Mi si passi l’azzardo, ma Easy Rider sembra una pellicola girata, nè più nè meno che da un John Ford in acido. È vero non ci sono i cavalli ma ci sono le motociclette; non c’è il saloon con il brucia-budella ma ci sono l’erba, la coca e L.s.d.; non c’è il settimo cavalleggeri ma ci sono gli squallidi borghesi redneck con il fucile a pallettoni sui loro pick-up; non ci sono i pellerossa ma ci sono gli Hippies.

Dicono gli Steppenwolf in The Pusher: “Bene, ora se fossi il presidente di questa terra, lo sai che dichiarerei guerra totale allo spacciatore. Lo colpirei forte se si alzasse e gli sparerei se iniziasse a correre. Si, lo ucciderei con la mia Bibbia, il mio rasoio e la mia pistola”.

È questo il senso delle magnifiche immagini che Hopper e la sua troupe girarono nella Monument Valley e dei lunghissimi piano-sequenza sull’orizzonte sterminato, aperto e desertico della Prateria. Il regista si appropria di quella visione libertaria e delle prospettive del possibile che la poetica del western ha sempre cercato di interpretare e tradurre. Lo fa, è vero in modo piuttosto innovativo utilizzando il particolare montaggio anticipatorio che gli ha dato la fama, oppure ricorrendo ai colori e alle suggestione della psichedelia, ma l’intreccio narrativo non avrebbe potuto essere più convenzionale: due fuorilegge attraversano la frontiera per i loro traffici, per poi intraprendere un viaggio verso la libertà che ovviamente finisce molto male. Niente di troppo nuovo dunque? Apparentemente no.

Ancora gli Steppenwolf: “Ah ma lo spacciatore è un mostro, buon Dio lui non è un uomo normale, lo spacciatore per una moneta ti venderà molti sogni d’oro. Ah ma lo spacciatore rovinerà il tuo corpo e lascerà la tua mente ad urlare”.

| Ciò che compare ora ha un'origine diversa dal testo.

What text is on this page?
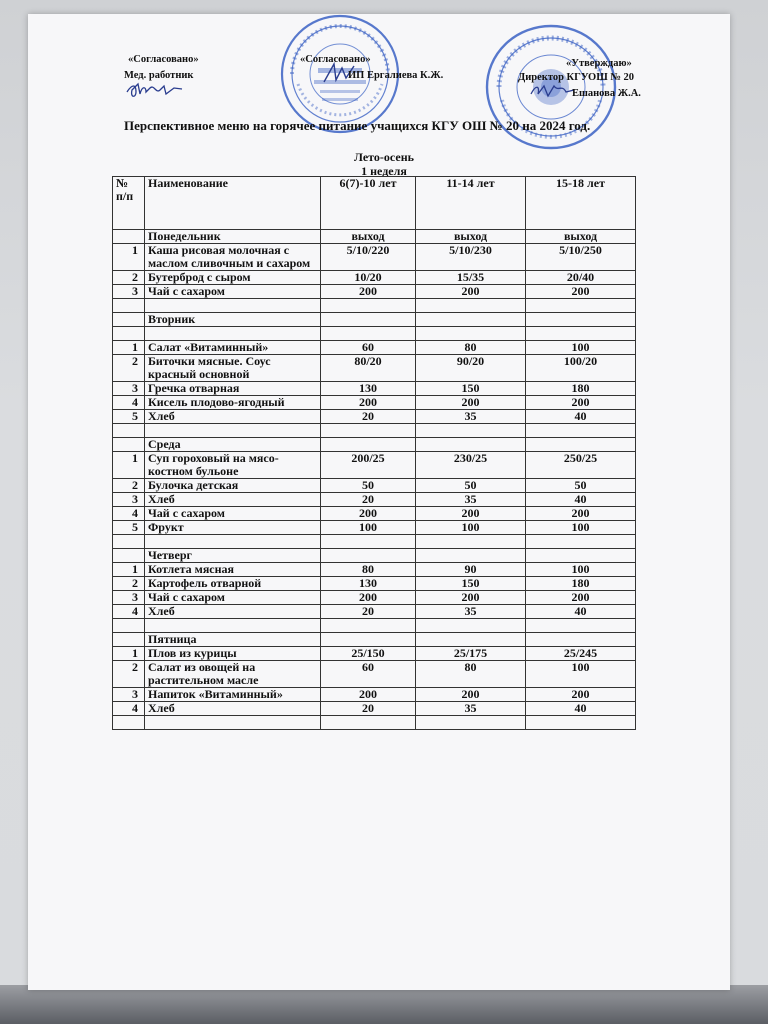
«Согласовано»
Мед. работник
«Согласовано»
ИП Ергалиева К.Ж.
«Утверждаю»
Директор КГУОШ № 20
Ешанова Ж.А.
Перспективное меню на горячее питание учащихся КГУ ОШ № 20 на 2024 год.
Лето-осень
1 неделя
№ п/п	Наименование	6(7)-10 лет	11-14 лет	15-18 лет
	Понедельник	выход	выход	выход
1	Каша рисовая молочная с маслом сливочным и сахаром	5/10/220	5/10/230	5/10/250
2	Бутерброд с сыром	10/20	15/35	20/40
3	Чай с сахаром	200	200	200

	Вторник			

1	Салат «Витаминный»	60	80	100
2	Биточки мясные. Соус красный основной	80/20	90/20	100/20
3	Гречка отварная	130	150	180
4	Кисель плодово-ягодный	200	200	200
5	Хлеб	20	35	40

	Среда			
1	Суп гороховый на мясо-костном бульоне	200/25	230/25	250/25
2	Булочка детская	50	50	50
3	Хлеб	20	35	40
4	Чай с сахаром	200	200	200
5	Фрукт	100	100	100

	Четверг			
1	Котлета мясная	80	90	100
2	Картофель отварной	130	150	180
3	Чай с сахаром	200	200	200
4	Хлеб	20	35	40

	Пятница			
1	Плов из курицы	25/150	25/175	25/245
2	Салат из овощей на растительном масле	60	80	100
3	Напиток «Витаминный»	200	200	200
4	Хлеб	20	35	40
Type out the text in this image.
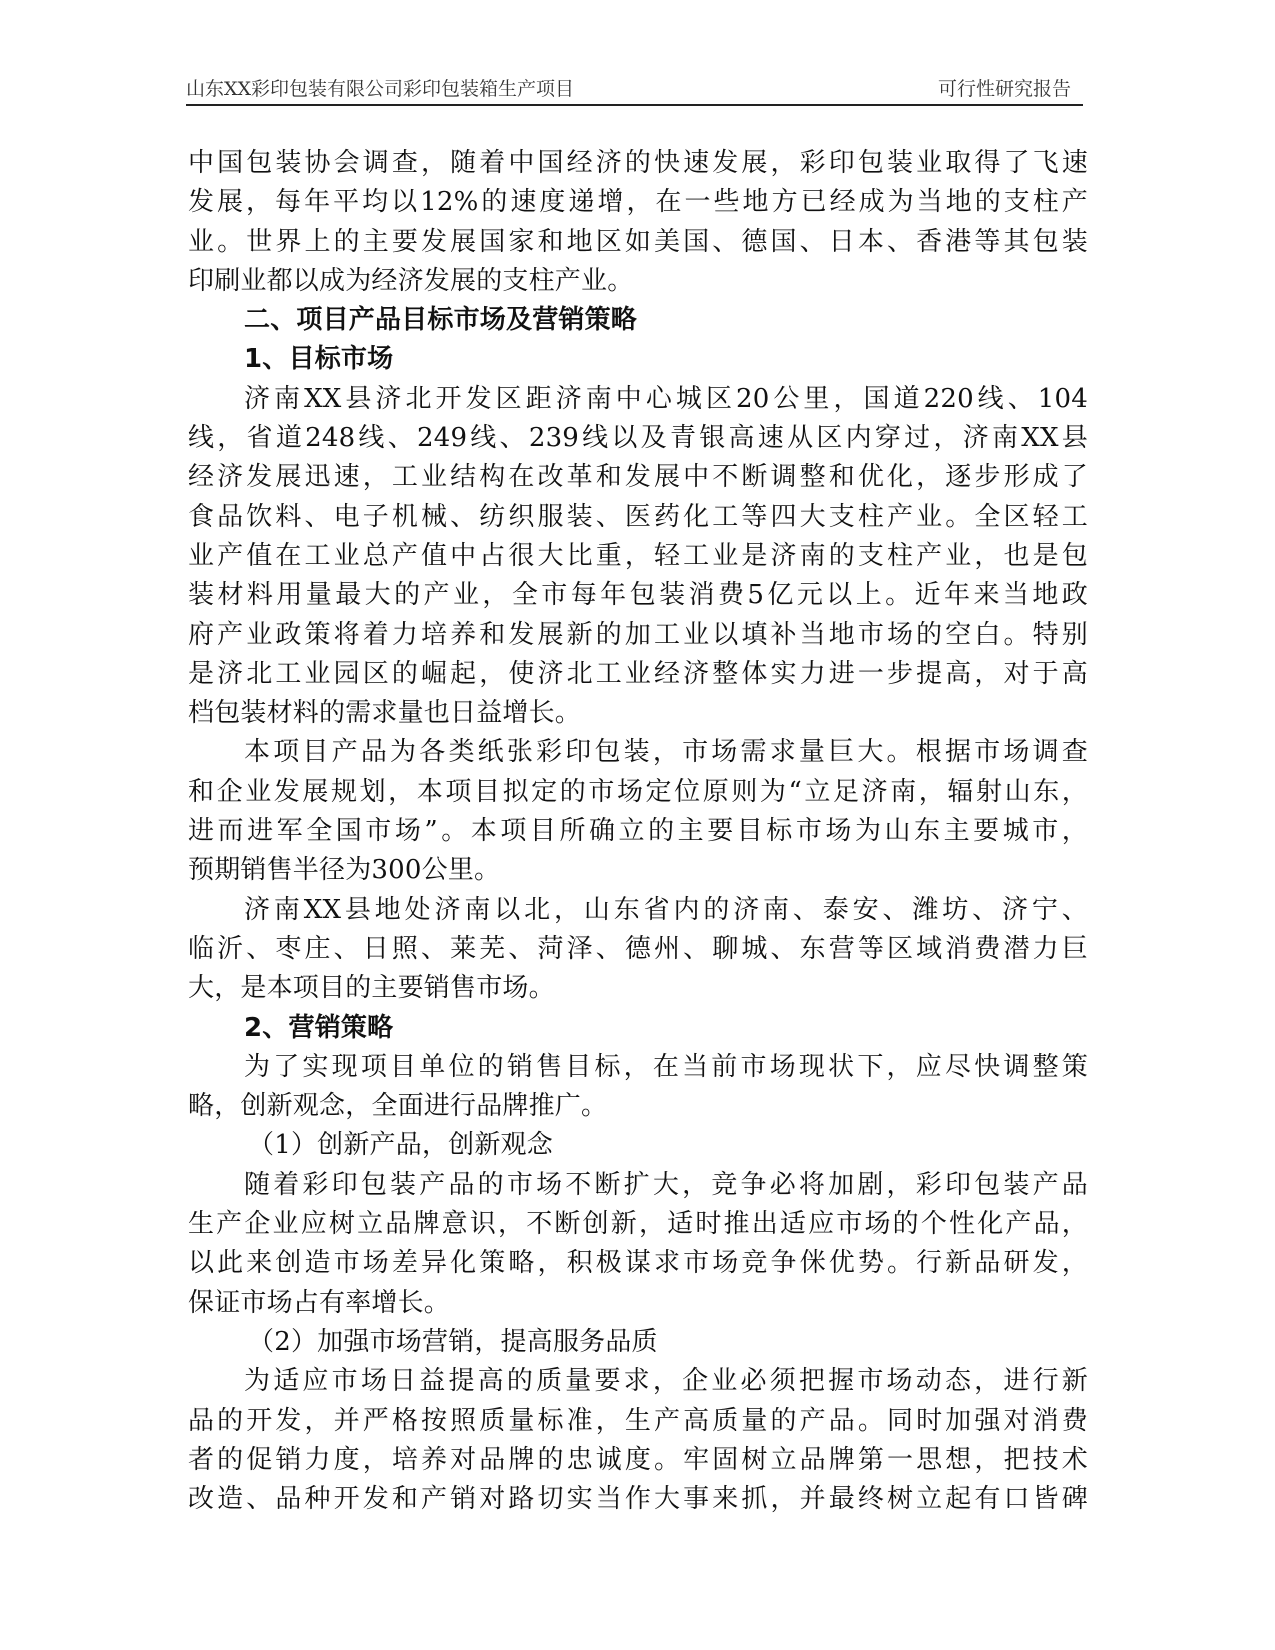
山东XX彩印包装有限公司彩印包装箱生产项目	可行性研究报告
中国包装协会调查，随着中国经济的快速发展，彩印包装业取得了飞速
发展，每年平均以12%的速度递增，在一些地方已经成为当地的支柱产
业。世界上的主要发展国家和地区如美国、德国、日本、香港等其包装
印刷业都以成为经济发展的支柱产业。
二、项目产品目标市场及营销策略
1、目标市场
济南XX县济北开发区距济南中心城区20公里，国道220线、104
线，省道248线、249线、239线以及青银高速从区内穿过，济南XX县
经济发展迅速，工业结构在改革和发展中不断调整和优化，逐步形成了
食品饮料、电子机械、纺织服装、医药化工等四大支柱产业。全区轻工
业产值在工业总产值中占很大比重，轻工业是济南的支柱产业，也是包
装材料用量最大的产业，全市每年包装消费5亿元以上。近年来当地政
府产业政策将着力培养和发展新的加工业以填补当地市场的空白。特别
是济北工业园区的崛起，使济北工业经济整体实力进一步提高，对于高
档包装材料的需求量也日益增长。
本项目产品为各类纸张彩印包装，市场需求量巨大。根据市场调查
和企业发展规划，本项目拟定的市场定位原则为“立足济南，辐射山东，
进而进军全国市场”。本项目所确立的主要目标市场为山东主要城市，
预期销售半径为300公里。
济南XX县地处济南以北，山东省内的济南、泰安、潍坊、济宁、
临沂、枣庄、日照、莱芜、菏泽、德州、聊城、东营等区域消费潜力巨
大，是本项目的主要销售市场。
2、营销策略
为了实现项目单位的销售目标，在当前市场现状下，应尽快调整策
略，创新观念，全面进行品牌推广。
（1）创新产品，创新观念
随着彩印包装产品的市场不断扩大，竞争必将加剧，彩印包装产品
生产企业应树立品牌意识，不断创新，适时推出适应市场的个性化产品，
以此来创造市场差异化策略，积极谋求市场竞争侎优势。行新品研发，
保证市场占有率增长。
（2）加强市场营销，提高服务品质
为适应市场日益提高的质量要求，企业必须把握市场动态，进行新
品的开发，并严格按照质量标准，生产高质量的产品。同时加强对消费
者的促销力度，培养对品牌的忠诚度。牢固树立品牌第一思想，把技术
改造、品种开发和产销对路切实当作大事来抓，并最终树立起有口皆碑
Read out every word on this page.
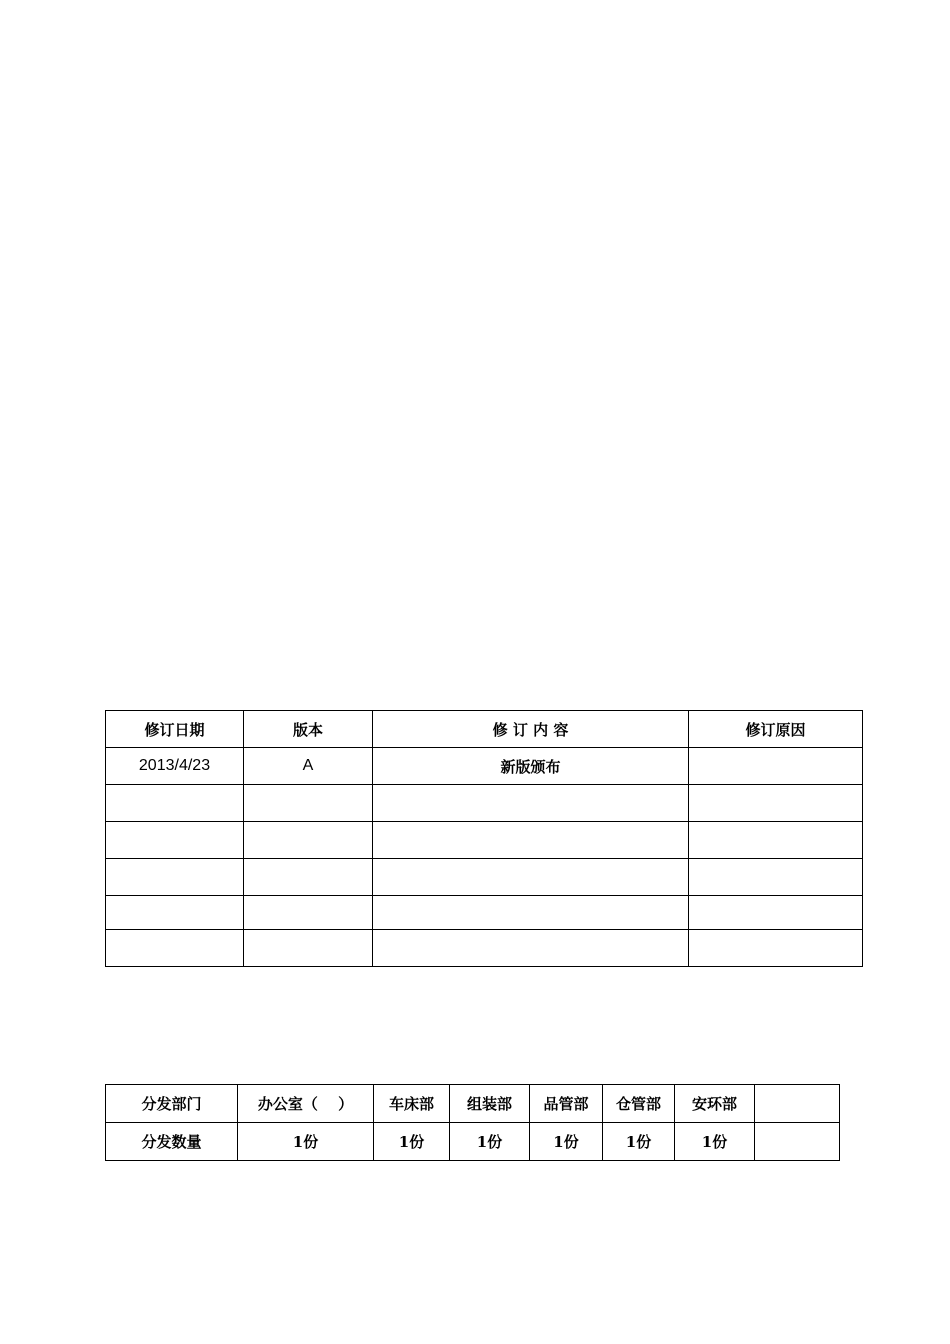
修订日期	版本	修 订 内 容	修订原因
2013/4/23	A	新版颁布	

分发部门	办公室（　 ）	车床部	组装部	品管部	仓管部	安环部	
分发数量	1份	1份	1份	1份	1份	1份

La vera carica rivoluzionaria della pellicola sta proprio nei suoi contenuti e rappresenta compiutamente la volontà di quella generazione di riappropriarsi di quel sogno di libertà dei lori avi che l’ottusa società del capitalismo imperante aveva loro scippato. Un desiderio non troppo dissimile da quello dei primissimi pionieri della frontiera americana, o da quello degli Outlaws del Far west, degli Hobos e degli Okies della Dust Blowl.

Il loro nome era Hippies e il loro sogno sarebbe stato spazzato via definitivamente solo dall’eroina e dal Vietnam. Non a caso Coppola volle Hopper nel suo meraviglio Apocalypse Now.

Sui titoli di coda parte la fantastica “Ballad of Easy Rider” dei Birds

Il fiume scorre, scorre verso il mare, ovunque vada è dove voglio essere…Tutto ciò che voleva era essere libero e questo è il modo in cui si mostrò. Scorri fiume scorri”.